POUVOIR JUDICIAIRE
A/786/2006 ATAS/491/2006
ARRET
DU TRIBUNAL CANTONAL DES
ASSURANCES SOCIALES
Chambre 5
du 24 mai 2006
En la cause
Monsieur E__________, GENEVE
Madame E__________, PLAN-LES-OUATES
demandeurs
contre
CAISSE DE PENSION D'UBS, Stauffacherquai 46, case postale 8098 ZÜRICH
défenderesse
EN FAIT
Par jugement du 12 janvier 2006, la 16ème chambre du Tribunal de première instance a prononcé le divorce de Madame E__________, née le 1969, et de Monsieur E__________, né le 1963, mariés en date du 3 mai 1997.
Selon le chiffre 5 du jugement précité, le Tribunal de première instance a ordonné le partage par moitié des avoirs de prévoyance professionnelle accumulés par le demandeur durant le mariage.

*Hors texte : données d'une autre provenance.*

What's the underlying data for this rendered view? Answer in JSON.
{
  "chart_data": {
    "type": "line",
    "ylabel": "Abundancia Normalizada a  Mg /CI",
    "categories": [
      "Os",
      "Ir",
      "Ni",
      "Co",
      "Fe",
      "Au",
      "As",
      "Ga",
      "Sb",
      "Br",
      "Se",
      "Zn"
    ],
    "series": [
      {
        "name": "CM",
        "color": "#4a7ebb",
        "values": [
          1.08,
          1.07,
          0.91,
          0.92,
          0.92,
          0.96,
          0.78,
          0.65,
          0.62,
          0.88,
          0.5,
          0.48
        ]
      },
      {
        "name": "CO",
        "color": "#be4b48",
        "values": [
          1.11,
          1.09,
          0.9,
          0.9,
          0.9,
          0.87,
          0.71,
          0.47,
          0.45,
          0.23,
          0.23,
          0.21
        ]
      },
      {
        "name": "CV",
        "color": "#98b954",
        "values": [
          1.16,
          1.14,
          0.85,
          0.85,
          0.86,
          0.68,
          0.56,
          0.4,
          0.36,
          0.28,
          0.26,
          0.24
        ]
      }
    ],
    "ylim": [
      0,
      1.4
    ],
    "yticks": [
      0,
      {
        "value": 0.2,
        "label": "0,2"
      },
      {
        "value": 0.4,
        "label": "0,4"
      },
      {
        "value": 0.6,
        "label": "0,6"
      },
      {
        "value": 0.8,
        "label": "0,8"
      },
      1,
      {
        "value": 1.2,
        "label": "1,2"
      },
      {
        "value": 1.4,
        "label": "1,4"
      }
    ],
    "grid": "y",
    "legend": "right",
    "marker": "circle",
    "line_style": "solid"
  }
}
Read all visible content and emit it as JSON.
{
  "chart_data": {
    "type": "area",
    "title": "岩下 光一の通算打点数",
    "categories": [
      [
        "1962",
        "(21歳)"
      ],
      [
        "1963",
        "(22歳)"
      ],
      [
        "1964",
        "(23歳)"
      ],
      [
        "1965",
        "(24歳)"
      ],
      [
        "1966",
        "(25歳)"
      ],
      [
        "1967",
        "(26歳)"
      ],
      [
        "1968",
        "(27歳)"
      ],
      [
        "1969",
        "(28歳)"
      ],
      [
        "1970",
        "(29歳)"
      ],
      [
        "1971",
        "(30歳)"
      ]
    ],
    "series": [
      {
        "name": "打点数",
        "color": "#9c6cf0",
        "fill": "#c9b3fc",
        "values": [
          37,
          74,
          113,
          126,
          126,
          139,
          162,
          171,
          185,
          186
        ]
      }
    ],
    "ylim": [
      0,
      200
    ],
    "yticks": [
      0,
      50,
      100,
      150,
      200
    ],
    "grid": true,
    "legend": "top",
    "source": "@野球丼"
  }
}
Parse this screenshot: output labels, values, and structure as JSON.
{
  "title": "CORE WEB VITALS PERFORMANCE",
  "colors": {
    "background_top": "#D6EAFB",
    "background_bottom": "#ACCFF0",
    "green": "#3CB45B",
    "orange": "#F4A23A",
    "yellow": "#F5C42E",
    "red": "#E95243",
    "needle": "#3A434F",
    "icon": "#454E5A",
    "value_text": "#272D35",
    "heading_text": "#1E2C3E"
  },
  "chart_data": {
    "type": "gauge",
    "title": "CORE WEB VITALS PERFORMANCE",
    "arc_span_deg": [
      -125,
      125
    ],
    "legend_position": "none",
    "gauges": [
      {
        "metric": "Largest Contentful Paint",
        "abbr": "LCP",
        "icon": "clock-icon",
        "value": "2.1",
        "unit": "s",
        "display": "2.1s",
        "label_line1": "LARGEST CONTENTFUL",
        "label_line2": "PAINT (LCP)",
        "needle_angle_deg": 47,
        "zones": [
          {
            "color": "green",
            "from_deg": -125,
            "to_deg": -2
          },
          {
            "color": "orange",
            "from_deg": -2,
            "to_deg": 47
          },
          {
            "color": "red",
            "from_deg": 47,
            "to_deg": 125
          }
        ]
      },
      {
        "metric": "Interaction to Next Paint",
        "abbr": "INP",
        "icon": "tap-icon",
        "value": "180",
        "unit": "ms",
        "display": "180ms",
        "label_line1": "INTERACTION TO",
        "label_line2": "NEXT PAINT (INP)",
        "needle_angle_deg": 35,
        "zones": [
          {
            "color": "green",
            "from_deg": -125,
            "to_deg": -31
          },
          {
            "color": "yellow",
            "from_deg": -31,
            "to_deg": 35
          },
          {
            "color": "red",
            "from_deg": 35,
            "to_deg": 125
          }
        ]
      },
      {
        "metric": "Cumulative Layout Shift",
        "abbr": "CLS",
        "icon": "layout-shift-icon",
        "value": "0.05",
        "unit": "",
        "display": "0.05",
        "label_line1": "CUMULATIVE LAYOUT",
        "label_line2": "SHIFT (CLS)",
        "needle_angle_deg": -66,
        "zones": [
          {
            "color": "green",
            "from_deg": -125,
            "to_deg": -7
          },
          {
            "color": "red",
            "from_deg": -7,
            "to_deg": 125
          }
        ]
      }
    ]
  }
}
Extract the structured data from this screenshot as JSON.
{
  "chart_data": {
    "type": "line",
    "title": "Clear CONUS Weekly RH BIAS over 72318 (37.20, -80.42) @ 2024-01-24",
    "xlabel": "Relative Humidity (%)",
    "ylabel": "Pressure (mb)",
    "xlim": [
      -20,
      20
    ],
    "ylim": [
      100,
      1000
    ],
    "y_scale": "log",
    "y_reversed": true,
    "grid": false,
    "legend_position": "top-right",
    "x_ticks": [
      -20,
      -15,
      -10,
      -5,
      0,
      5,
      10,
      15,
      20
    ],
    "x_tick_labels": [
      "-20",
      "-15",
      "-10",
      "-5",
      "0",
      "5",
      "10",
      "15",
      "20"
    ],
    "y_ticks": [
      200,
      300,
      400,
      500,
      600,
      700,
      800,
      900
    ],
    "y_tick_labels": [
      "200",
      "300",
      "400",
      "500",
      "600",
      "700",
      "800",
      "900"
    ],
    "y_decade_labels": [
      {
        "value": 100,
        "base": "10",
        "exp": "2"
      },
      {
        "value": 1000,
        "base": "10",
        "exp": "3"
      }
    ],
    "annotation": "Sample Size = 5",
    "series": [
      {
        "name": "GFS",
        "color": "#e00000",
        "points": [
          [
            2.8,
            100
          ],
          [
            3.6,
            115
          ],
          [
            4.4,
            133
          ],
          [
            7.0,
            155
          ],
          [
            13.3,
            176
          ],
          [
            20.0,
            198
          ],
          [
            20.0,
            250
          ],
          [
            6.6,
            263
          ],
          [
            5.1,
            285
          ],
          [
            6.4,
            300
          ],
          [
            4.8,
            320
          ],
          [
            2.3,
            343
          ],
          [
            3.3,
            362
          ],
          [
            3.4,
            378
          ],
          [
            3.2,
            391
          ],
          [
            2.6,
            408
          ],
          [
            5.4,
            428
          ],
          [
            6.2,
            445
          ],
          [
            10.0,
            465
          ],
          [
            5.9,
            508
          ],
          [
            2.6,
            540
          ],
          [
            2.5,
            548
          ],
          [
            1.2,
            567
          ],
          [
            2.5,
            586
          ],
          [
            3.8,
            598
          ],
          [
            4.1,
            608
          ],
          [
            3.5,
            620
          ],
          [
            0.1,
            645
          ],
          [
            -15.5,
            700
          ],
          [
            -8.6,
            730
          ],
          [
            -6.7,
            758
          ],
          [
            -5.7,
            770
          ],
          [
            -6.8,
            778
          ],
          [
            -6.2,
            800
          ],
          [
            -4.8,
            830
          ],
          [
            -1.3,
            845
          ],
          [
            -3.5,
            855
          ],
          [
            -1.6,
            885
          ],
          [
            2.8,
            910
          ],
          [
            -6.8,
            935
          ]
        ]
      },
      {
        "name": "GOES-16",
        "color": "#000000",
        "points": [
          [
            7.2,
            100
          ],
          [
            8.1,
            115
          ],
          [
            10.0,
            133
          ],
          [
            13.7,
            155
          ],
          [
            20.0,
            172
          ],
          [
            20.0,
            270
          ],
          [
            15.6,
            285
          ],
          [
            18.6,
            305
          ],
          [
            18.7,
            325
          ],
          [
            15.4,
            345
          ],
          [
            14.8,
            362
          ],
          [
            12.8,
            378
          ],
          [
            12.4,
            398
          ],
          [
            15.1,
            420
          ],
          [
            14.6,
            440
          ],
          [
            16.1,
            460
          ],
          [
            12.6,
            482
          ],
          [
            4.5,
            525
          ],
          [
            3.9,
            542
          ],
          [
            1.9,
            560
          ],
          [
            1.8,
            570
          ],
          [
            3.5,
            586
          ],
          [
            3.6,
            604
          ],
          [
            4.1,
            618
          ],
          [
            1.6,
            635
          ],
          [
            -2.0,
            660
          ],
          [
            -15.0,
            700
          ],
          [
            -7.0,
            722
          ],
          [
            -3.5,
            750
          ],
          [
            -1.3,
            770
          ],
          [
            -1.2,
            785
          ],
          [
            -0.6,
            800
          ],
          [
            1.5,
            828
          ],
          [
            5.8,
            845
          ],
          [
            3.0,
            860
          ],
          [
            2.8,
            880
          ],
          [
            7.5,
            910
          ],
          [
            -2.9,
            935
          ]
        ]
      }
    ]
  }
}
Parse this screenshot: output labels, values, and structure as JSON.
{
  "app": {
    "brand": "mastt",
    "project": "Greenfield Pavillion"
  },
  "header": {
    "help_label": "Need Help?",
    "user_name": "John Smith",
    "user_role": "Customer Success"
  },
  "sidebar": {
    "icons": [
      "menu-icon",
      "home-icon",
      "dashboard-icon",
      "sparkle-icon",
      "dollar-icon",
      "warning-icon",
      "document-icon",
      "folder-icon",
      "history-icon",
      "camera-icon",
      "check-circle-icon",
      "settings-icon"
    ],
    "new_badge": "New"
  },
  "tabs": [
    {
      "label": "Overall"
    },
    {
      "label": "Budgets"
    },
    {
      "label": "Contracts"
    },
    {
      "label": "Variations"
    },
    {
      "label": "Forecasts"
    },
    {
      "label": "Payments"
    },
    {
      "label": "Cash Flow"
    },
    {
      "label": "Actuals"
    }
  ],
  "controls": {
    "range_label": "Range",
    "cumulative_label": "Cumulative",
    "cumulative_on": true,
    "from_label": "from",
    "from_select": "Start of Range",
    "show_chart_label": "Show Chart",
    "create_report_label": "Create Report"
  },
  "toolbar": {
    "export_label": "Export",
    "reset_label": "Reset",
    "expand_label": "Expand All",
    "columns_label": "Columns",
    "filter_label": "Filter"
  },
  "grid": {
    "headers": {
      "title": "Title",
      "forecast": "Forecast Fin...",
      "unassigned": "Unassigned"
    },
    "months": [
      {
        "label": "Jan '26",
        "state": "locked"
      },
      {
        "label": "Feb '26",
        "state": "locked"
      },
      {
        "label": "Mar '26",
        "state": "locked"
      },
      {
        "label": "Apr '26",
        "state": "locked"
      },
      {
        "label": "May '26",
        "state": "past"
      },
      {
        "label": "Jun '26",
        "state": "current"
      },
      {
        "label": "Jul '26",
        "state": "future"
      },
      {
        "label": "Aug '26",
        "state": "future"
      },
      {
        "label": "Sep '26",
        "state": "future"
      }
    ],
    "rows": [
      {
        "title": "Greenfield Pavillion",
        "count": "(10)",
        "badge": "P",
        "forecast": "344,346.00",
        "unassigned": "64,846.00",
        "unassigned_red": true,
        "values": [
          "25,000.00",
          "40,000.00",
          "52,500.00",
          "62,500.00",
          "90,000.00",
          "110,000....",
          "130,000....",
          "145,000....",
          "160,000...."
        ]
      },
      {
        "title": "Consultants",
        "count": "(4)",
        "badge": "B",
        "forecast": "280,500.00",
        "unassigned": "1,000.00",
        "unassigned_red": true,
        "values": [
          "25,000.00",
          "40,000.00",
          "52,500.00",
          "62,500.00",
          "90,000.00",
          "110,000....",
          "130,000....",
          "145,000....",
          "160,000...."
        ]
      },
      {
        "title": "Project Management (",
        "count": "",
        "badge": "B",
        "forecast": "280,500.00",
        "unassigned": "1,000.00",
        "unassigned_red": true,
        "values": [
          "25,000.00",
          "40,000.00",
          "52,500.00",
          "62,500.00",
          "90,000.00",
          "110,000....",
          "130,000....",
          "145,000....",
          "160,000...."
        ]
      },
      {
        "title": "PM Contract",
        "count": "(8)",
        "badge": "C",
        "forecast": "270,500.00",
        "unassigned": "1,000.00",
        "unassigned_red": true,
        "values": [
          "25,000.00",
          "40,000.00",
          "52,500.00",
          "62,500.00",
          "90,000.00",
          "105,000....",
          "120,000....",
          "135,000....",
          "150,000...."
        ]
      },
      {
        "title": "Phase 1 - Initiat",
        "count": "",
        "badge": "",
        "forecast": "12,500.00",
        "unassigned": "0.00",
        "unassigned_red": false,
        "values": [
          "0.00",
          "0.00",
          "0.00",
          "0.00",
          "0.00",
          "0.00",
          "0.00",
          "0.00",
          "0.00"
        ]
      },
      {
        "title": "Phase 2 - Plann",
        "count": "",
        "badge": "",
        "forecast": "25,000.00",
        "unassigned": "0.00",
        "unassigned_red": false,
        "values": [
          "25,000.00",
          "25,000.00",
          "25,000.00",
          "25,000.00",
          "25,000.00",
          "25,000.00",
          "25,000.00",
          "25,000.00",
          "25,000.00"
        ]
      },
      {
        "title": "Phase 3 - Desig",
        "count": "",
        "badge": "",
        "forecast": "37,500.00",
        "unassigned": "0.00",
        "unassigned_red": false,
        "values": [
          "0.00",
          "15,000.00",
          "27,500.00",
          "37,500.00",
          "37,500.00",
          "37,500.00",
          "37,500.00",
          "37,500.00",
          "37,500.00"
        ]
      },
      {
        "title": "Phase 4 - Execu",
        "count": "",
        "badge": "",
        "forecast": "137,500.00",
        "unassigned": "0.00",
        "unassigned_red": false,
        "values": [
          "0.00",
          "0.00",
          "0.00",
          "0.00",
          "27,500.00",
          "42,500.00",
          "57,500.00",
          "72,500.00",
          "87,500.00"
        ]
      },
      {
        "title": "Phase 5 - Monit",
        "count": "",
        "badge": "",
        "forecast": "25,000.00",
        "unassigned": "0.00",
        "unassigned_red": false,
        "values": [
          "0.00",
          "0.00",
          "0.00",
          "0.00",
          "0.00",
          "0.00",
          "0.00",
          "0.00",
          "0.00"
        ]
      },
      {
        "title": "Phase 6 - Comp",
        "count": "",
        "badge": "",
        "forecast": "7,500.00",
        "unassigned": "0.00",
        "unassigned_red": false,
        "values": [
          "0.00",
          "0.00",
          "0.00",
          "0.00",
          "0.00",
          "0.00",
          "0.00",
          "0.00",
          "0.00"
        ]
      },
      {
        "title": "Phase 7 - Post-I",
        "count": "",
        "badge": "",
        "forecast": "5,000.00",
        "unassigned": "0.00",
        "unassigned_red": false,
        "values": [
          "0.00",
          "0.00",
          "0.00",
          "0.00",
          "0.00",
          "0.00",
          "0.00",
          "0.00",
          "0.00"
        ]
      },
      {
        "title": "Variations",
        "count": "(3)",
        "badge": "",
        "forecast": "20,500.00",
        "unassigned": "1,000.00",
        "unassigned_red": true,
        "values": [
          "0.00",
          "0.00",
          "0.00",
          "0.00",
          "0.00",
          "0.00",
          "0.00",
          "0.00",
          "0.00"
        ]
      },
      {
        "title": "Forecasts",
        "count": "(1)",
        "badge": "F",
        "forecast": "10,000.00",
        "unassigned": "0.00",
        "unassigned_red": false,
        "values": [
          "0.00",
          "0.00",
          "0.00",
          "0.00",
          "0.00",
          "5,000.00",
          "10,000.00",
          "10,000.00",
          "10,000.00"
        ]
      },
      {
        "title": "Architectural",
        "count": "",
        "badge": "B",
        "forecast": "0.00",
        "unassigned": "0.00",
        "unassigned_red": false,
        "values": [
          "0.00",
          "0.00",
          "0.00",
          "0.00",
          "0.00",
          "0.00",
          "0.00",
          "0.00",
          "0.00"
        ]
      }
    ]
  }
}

Le jugement de divorce est devenu définitif le 23 février 2006 et a été transmis d'office au Tribunal de céans le 5 mars 2006 pour exécution du partage.
Selon les renseignements recueillis par le Tribunal de céans, le demandeur dispose d'une prestation de libre passage acquise pendant le mariage de 91'134 fr. 10 auprès de la CAISSE DE PENSION D'UBS, selon le courrier du 31 mars 2006 de celle-ci. Les investigations du Tribunal de céans n'ont pas permis de découvrir d'autres prestations de sortie en faveur du demandeur.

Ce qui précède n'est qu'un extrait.